Like others, especially in the sports world, Olympic diving legend Greg Louganis has argued that a boycott only hurts the athletes. Instead, winning athletes should openly thank their gay colleagues and friends from the podium (as two-time Olympian Nick Symmonds did at a Russian sporting event last summer). More recently, in an opinion essay on the eve of the Sochi Olympics, Louganis remarked that “the best response to the mounting repression in Russia is engagement.” But he also advised that Americans exercise “some humility and a sense of history,” since our own social advances are so recent. At the height of his sports career, most of Louganis’s teammates refused to room with him. Since then, “minds have opened, laws have changed. In October, my soul mate Johnny Chaillot became my husband … Here’s another sign of progress: Of the nine people in the U.S. delegation to Sochi, three are openly gay or lesbian.”
Of course, boycotts don’t need an economic aim or result. We can boycott to rouse the rabble, to piss off the powers that be. As an expression of free speech, even a soggy semi-boycott that no one notices can be the right thing to do. In a miniature version of the Olympic controversy, Bill de Blasio has said he will boycott New York’s St. Patrick’s Day parade over the ban on gay-pride signs. Someone buy that man a green beer.
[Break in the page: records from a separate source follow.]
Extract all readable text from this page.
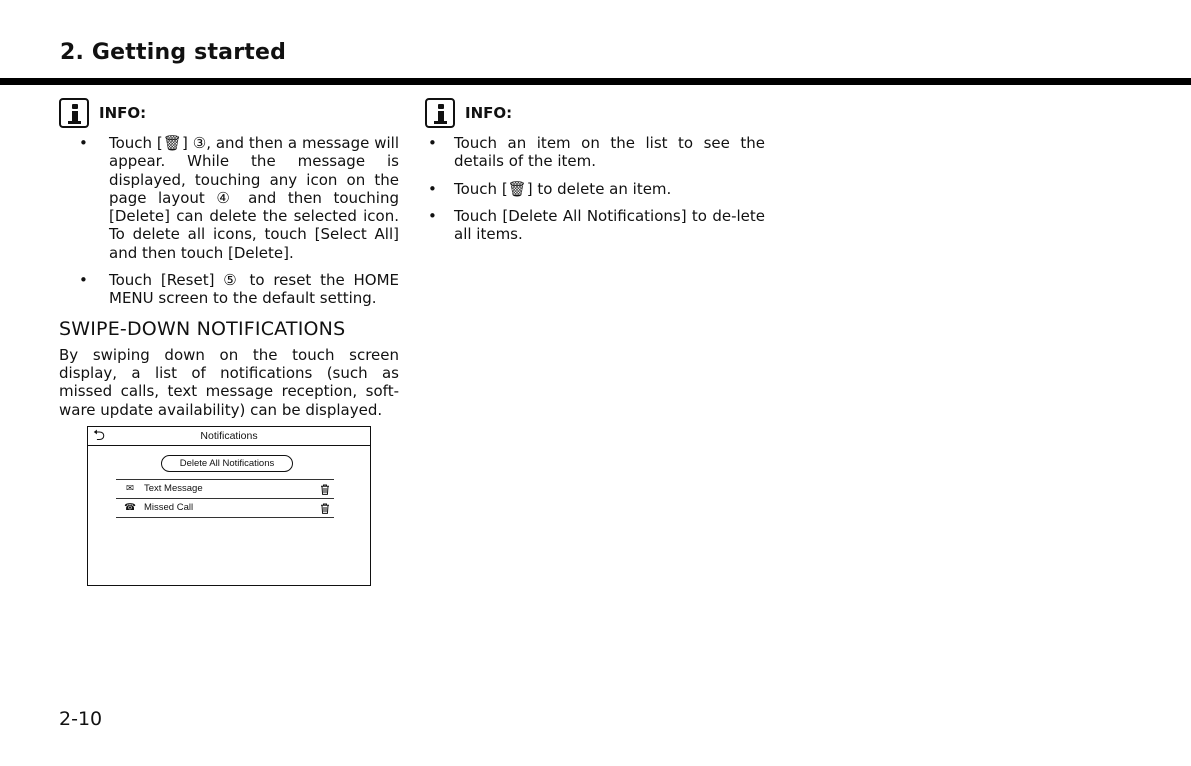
2. Getting started
INFO:
• Touch [🗑] ③, and then a message will appear. While the message is displayed, touching any icon on the page layout ④ and then touching [Delete] can delete the selected icon. To delete all icons, touch [Select All] and then touch [Delete].
• Touch [Reset] ⑤ to reset the HOME MENU screen to the default setting.
SWIPE-DOWN NOTIFICATIONS
By swiping down on the touch screen display, a list of notifications (such as missed calls, text message reception, soft-ware update availability) can be displayed.
⮌	Notifications
Delete All Notifications
✉	Text Message
☎ Missed Call
INFO:
• Touch an item on the list to see the details of the item.
• Touch [🗑] to delete an item.
• Touch [Delete All Notifications] to de-lete all items.
2-10
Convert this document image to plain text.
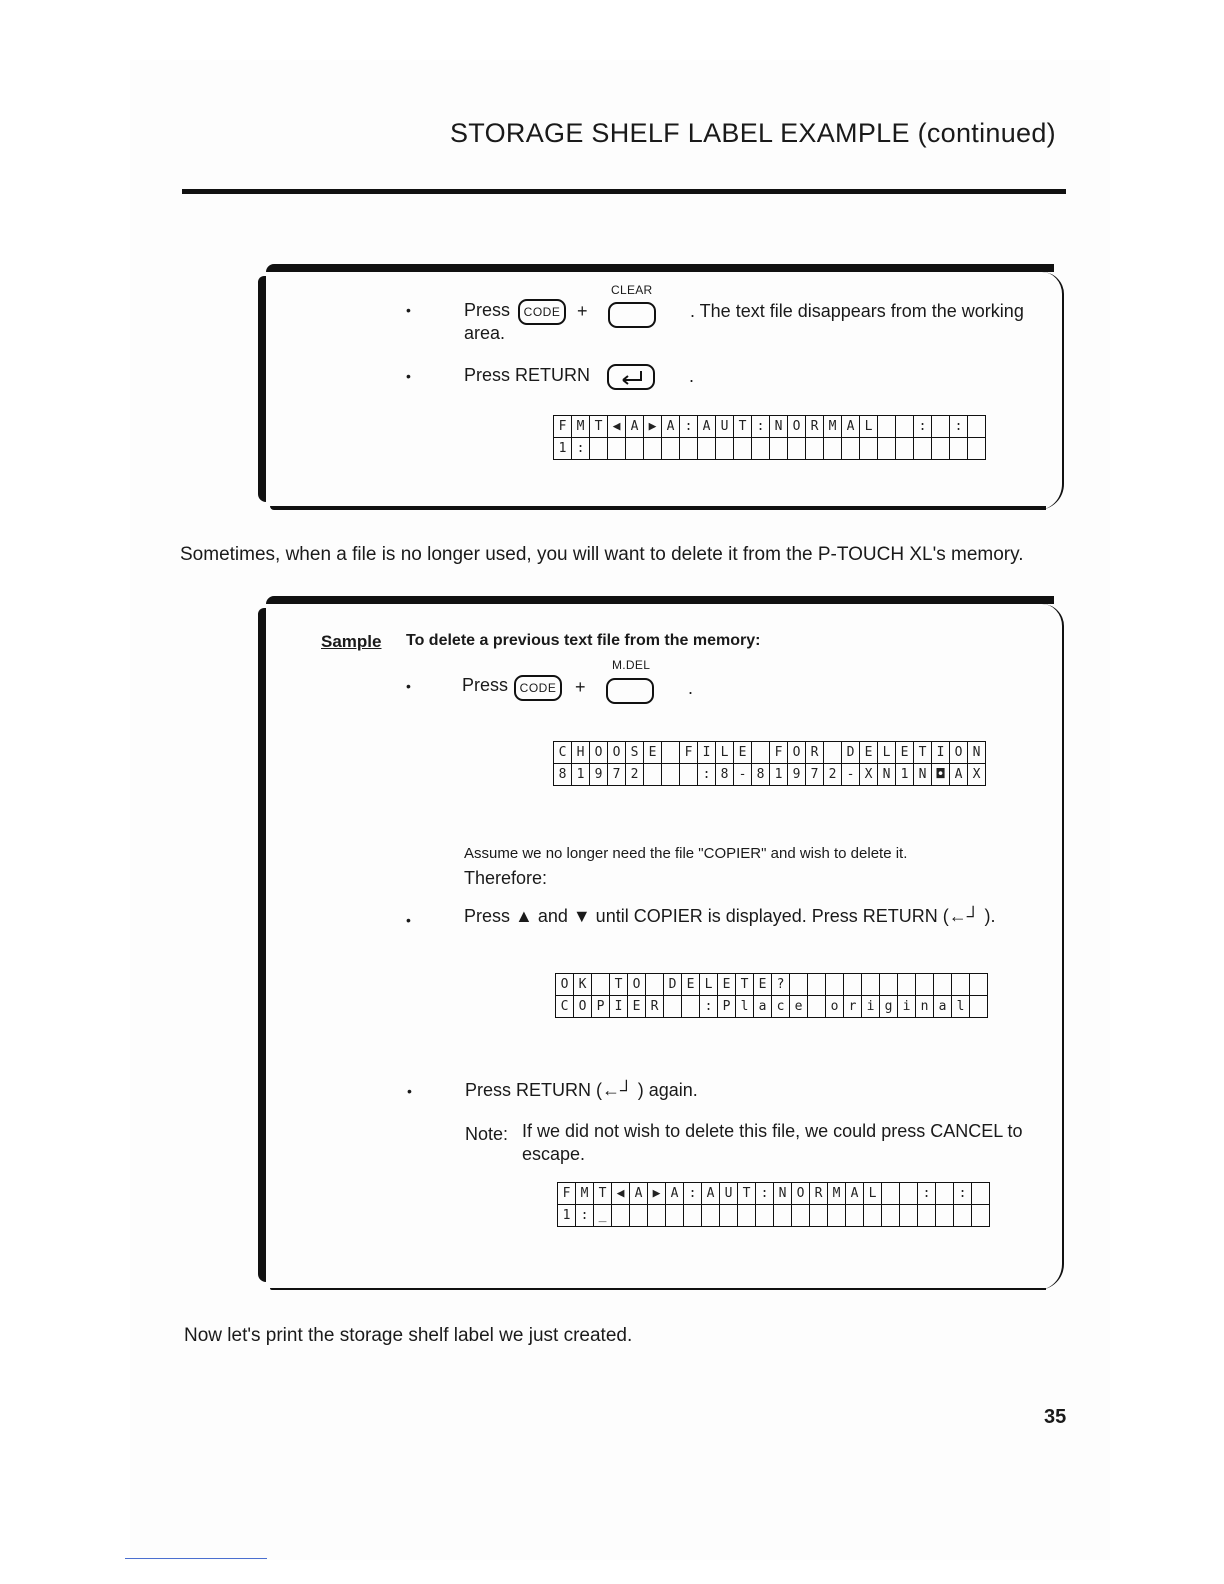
STORAGE SHELF LABEL EXAMPLE (continued)
CLEAR
•	Press	CODE +	. The text file disappears from the working
area.
•	Press RETURN	.
F M T ◀ A ▶ A : A U T : N O R M A L	:	:
1 :
Sometimes, when a file is no longer used, you will want to delete it from the P-TOUCH XL's memory.
Sample To delete a previous text file from the memory:
M.DEL
•	Press CODE	+	.
C H O O S E	F I L E	F O R	D E L E T I O N
8 1 9 7 2	: 8 - 8 1 9 7 2 - X N 1 N ◘ A X
Assume we no longer need the file "COPIER" and wish to delete it.
Therefore:
•	Press ▲ and ▼ until COPIER is displayed. Press RETURN (←┘ ).
O K	T O	D E L E T E ?
C O P I E R	: P l a c e	o r i g i n a l
•	Press RETURN (←┘ ) again.
Note: If we did not wish to delete this file, we could press CANCEL to
escape.
F M T ◀ A ▶ A : A U T : N O R M A L	:	:
1 : _
Now let's print the storage shelf label we just created.
35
Russian organizers expect three billion viewers to watch this morning’s Opening Ceremonies at Sochi. The HRC proposes to tune in, as well, so that it can “publicly track every minute to show how NBC is covering this human rights crisis.” There’s one inventive non-boycott protest to the Games. Another is to atone for the pleasure of watching by donating to the Russian Freedom Fund, Amnesty International, or another human rights organization—ten bucks, say, for every hour of speed-skating or slalom. Some gay bars around the country have organized guilt-free viewing parties for opening ceremony night, with $1 donations for each drink ordered. Another effective, ethical course for the armchair activist is to make the Sochi Games a 17-day protest: Once a day, write a letter, call a radio station, read dispatches from Russian activists, buy books or music by living gay Russians.
The fiercest among us are probably not reading this. They’re picketing meetings of the International Olympic Committee. They’re writing phone numbers on their forearms so they can call from jail.
That leaves the rest of us, who can begin by recognizing that we touch others and influence events whether we act or not. The Sochi Games are a chance to examine your conscience. Then boycott or not, guilt-free.